The hearing is scheduled to resume Wednesday. Television and newspaper cameras are banned, by order of Girolami, who decided that the images might poison the pool of potential jurors.
Because of Girolami's ban, people are seeing the quickly crafted work of artists Joan Lynch, Vicki Ellen Behringer and Laurie McAdam.
"If the cameras come in, it's zero for us," said Lynch, the senior member of the trio.
She and Behringer traveled to Modesto from their homes in Alameda and Carmichael, respectively, without pay to practice at about 10 proceedings before the Peterson hearing got under way Oct. 29.
Various television networks and other news outlets pay for Behrin-ger's and Lynch's work. McAdam is a full-time member of The Bee's editorial graphic arts department.
"I'm a very fast and impatient artist," Behringer said. "I don't want to sit and work on a painting forever, like most artists."
A runner periodically snatches Behringer's images from the courtroom, sprinting to the sidewalk and putting them on an easel in front of TV cameras.
The three artists collectively produce about 20 images a day. Hands flying almost noiselessly over paper, necks craning for better views, the trio is hard to miss in the courtroom.
During lunch and recesses, people walking through the media encampment outside the courthouse can see Behringer's and Lynch's work displayed along the sidewalk. Often, the artists are seated nearby, putting finishing touches on courtroom scenes that took place moments before.
Lynch, a grandmother of three, got her start at a San Francisco proceeding stemming from the mass suicide in Jones-town, Guyana, in 1978. She had spent the previous two decades painting nudes at Laney College in Oakland, a perennial student with no intent to graduate.
After her first court encounter, "I couldn't sleep for three months because of the adrenaline," Lynch said. "It's a total drive of something I love."
She ordered minibinoculars from a New York jeweler. These she straps to her head for watching the witness stand, while glancing downward for sketching.
Behringer was studying art at Sacramento City College when a fellow student, an intern at a TV station, told her that a courtroom artist had been killed in a motorcycle accident.

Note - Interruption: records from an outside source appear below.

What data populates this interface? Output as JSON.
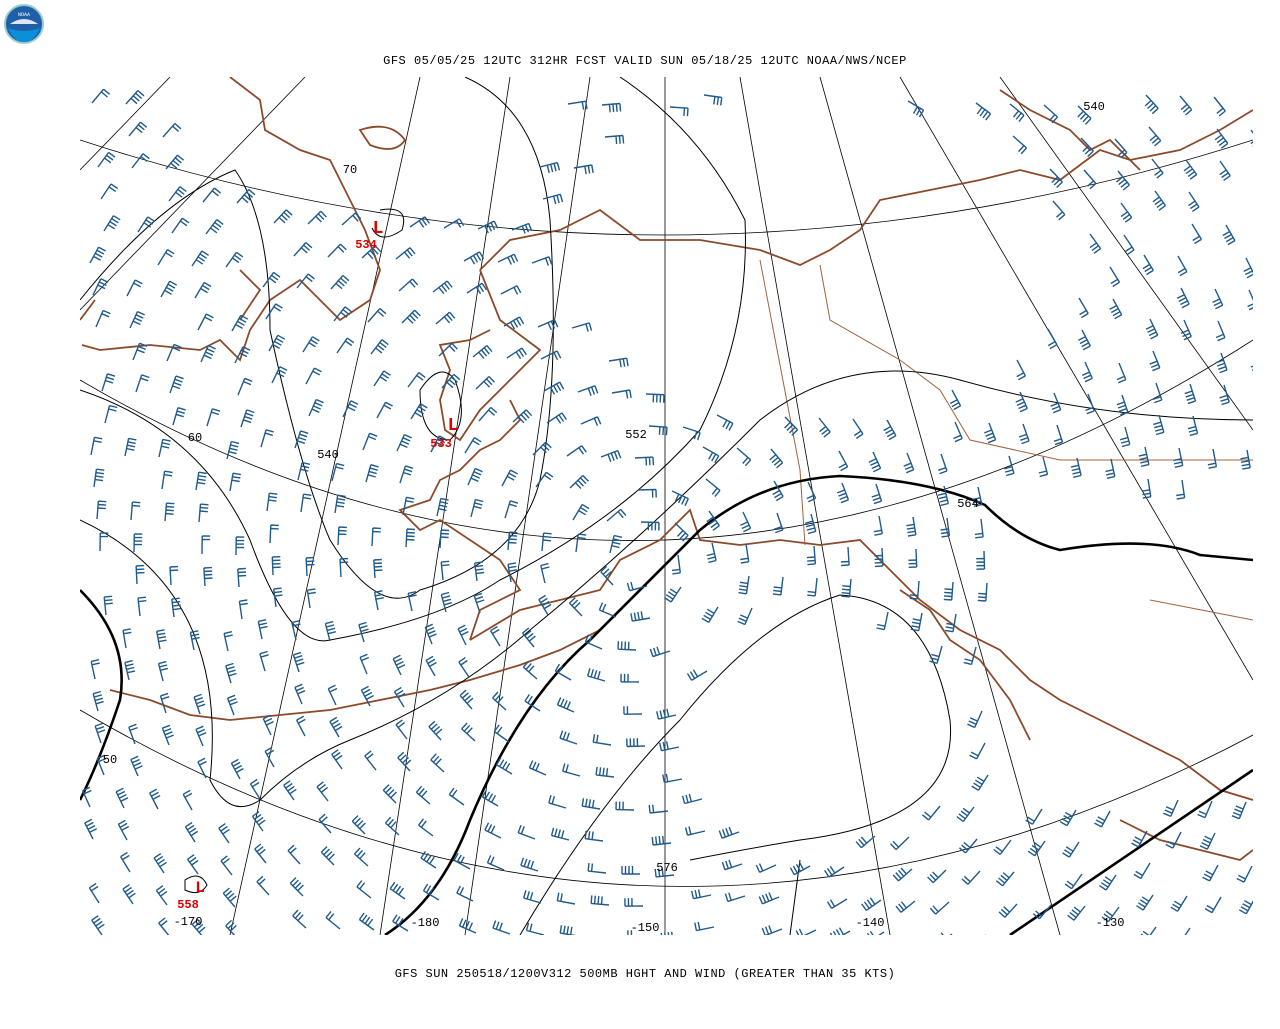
{
  "logo": {
    "text": "NOAA"
  },
  "header": {
    "title": "GFS 05/05/25 12UTC 312HR FCST VALID SUN 05/18/25 12UTC NOAA/NWS/NCEP"
  },
  "footer": {
    "caption": "GFS SUN 250518/1200V312 500MB HGHT AND WIND (GREATER THAN 35 KTS)"
  },
  "contour_labels": [
    "540",
    "552",
    "540",
    "564",
    "576"
  ],
  "lows": [
    {
      "symbol": "L",
      "value": "534"
    },
    {
      "symbol": "L",
      "value": "533"
    },
    {
      "symbol": "L",
      "value": "558"
    }
  ],
  "latitude_labels": [
    "70",
    "60",
    "50"
  ],
  "longitude_labels": [
    "-170",
    "-180",
    "-150",
    "-140",
    "-130"
  ]
}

Soon after, Behringer was capturing action in the trial of Sacramento boardinghouse killer Dorothea Puente in 1993, and, eventually, in the case of Unabomber Ted Kaczynski.
Both women painted proceedings involving Yosemite killer Cary Stayner; Ellie Nesler, a Jamestown woman who killed the man accused of molesting her son; and Richard Allen Davis, who murdered Polly Klaas.
McAdam's caricatures appear regularly on The Bee's feature pages, and she has illustrated three children's books. She relies on a computer mouse for most of her drawings -- but not in the courtroom, of course.
When Girolami banned cameras from the Peterson hearing, The Bee called on McAdam's skills. She borrowed minibinoculars, spent two months practicing in the courtroom, and drew and redrew images of principal characters from photographs.
While Lynch and Behringer produce watercolor paintings on artist pads, McAdam specializes in colored chalk on squares of common brown butcher paper. Bee readers, including people across the globe who go to The Bee's Web site, are familiar with her bright images.
The veteran artists credited McAdam with a minor breakthrough -- booster seats. When McAdam had trouble seeing from the fourth of five rows in the audience, she started sitting on a plastic shoebox-sized container holding some of her art supplies. Now, all three do.
"People want to see what's going on in the courtroom, but it's very tricky if I can't see," Behringer said. Girolami will not let the artists sit in the jury box, which is empty because no jurors are needed for preliminary hearings.
Of the widely watched proceeding, McAdam said: "It's exciting, but it's such a tragic story. You realize why you're doing it, and that part is hard."